President Maurie McInnis delivering her presidential conference at the Charles B. Wang Center on October 20, 2021.

Stony Brook University President Maurie McInnis took the stage at the Charles B. Wang Center Theater on Wednesday, October 20 and delivered one of the highlights of the inauguration week, her presidential talk on “L ‘shadow of slavery in American public life’.

“Humanists like me have resisted change, but we have the opportunity to engage well beyond the walls of academia at a time when our voices and interventions are needed more than ever,” McInnis said in his remarks. opening. “Looking at my own area of ​​research, many of the topics that make headlines today – sexual violence, racialized police brutality, mass incarceration, racial injustice, political polarization – all have roots deep historical and moving forward, we must tackle both history and its lingering legacies.

McInnis discussed two slavery-related research projects in her lecture and described how, as her research evolved, she found that her work on the past had a deep resonance with the issues of the present. Since then, she has worked with historic sites and museums on projects related to local conversations about racial divide and injustice, memory and civilization, and ultimately to chart the course for a more inclusive future.

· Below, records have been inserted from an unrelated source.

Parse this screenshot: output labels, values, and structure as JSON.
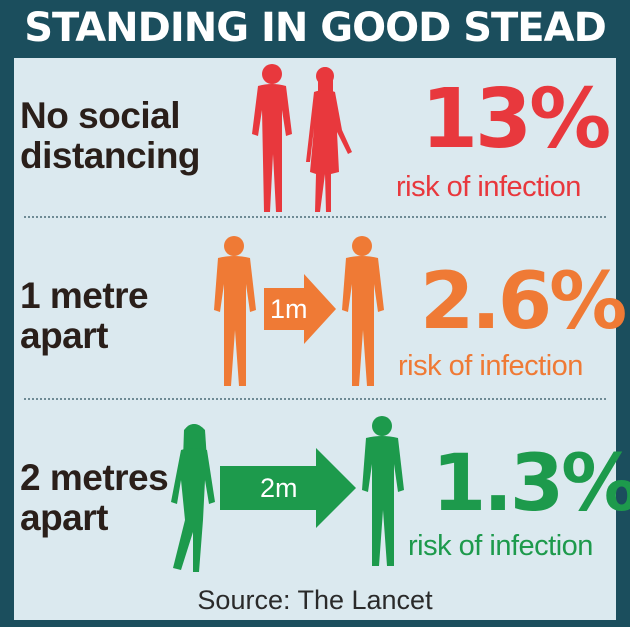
{
  "title": "STANDING IN GOOD STEAD",
  "colors": {
    "background": "#1b4e5d",
    "panel": "#dbe9ef",
    "red": "#e8383d",
    "orange": "#ef7a35",
    "green": "#1d9a4c"
  },
  "rows": [
    {
      "label": "No social\ndistancing",
      "percent": "13%",
      "risk_text": "risk of infection",
      "distance": "",
      "color": "#e8383d"
    },
    {
      "label": "1 metre\napart",
      "percent": "2.6%",
      "risk_text": "risk of infection",
      "distance": "1m",
      "color": "#ef7a35"
    },
    {
      "label": "2 metres\napart",
      "percent": "1.3%",
      "risk_text": "risk of infection",
      "distance": "2m",
      "color": "#1d9a4c"
    }
  ],
  "source": "Source: The Lancet"
}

Near the green courseThe first research project undertaken by McInnis explored Virginia’s role in the American slave trade. This project began with his book, Slaves Waiting for Sale: Abolitionist Art and the American Slave Trade, which centered on a series of paintings and young British artist, Eyre Crowe, after visiting America in the 1850s.

“The images of his work were all shot in Richmond, Virginia, one of the largest human trafficking centers in the 1850s,” McInnis said. “What is particularly remarkable about these images is that they are among the very few images based on eyewitness testimony from a slave auction.”

Intrigued, she set out to locate the places Crowe had visited and what he had seen in the hopes of using those spaces to help educate Virginians about the horrors that had happened there, and possibly trace some of the lives of the people Crowe represented.

She then partnered with the Library of Virginia and the State Archives for an exhibition that would complement her book, centered on exploring both the material experience of those caught up in commerce and the how the visual has been used to help advance the abolitionist cause. .

“I thought that an exhibition could help the city of Richmond recognize, confront and understand its role in human trafficking in the 19th century,” she said. “The Library of Virginia was willing to take on an exhibit that must have been quite controversial. “

The exhibit itself has been seen by tens of thousands of people, more than ever in an exhibit at the library. A traveling version was then made available to libraries across the state. This version is part of the current installation, To Be Sold: Virginia and the American Slave Trade, currently on display at Wang Center through December 10.

The second research project that McInnis discussed was with the University of Virginia, where she was a faculty member for almost 20 years.

“I taught art history and American studies and over time my scholarship and my teaching merged,” she said. “I had also attended AVU as an undergraduate in the 1980s, and the community was completely unaware of the institution’s history of slavery. It just hasn’t been discussed, not mentioned, not commemorated, not to be seen. “

McInnis said it was the students who pushed her further to tell the important historical story.

Inaug pres conference gallery
President Maurie McInnis with Jinyoung Jin, Director of Cultural Programs at the Charles B. Wang Center, in front of the “For Sale: Virginia and the American Slave Trade” exhibit.

“I learned from my students how keenly they felt the weight of this story,” she said. “They found the constant references to Thomas Jefferson oppressive, they did not feel welcome and included in the historic spaces of the university, spaces which had been built and maintained by slave labor and later separated for an additional 150 years. . They felt they were treated like unwanted people. It was clear to me that even though the official public history of the university never mentioned slavery, and even though there was not a single public acknowledgment on the university landscape, the presence of the slavery cast a shadow over the current state of university life. “

After his talk, McInnis answered questions from the audience, including one regarding leadership’s responsibility in facilitating such difficult discussions.

“I once taught the basics of slavery at AVU, and after that it was my students who pushed me,” she said. “They wanted to know more and encouraged my research in that direction. As I learned more, I brought things back to them, my ideas became more specific, and they became part of this process. I see such a link between the research we do and the teaching we do. We need to keep moving these conversations forward and find a way to measure the impact we have on public engagement and public conversation. These are tough, tough questions, and I don’t have an answer. But I want to talk about it.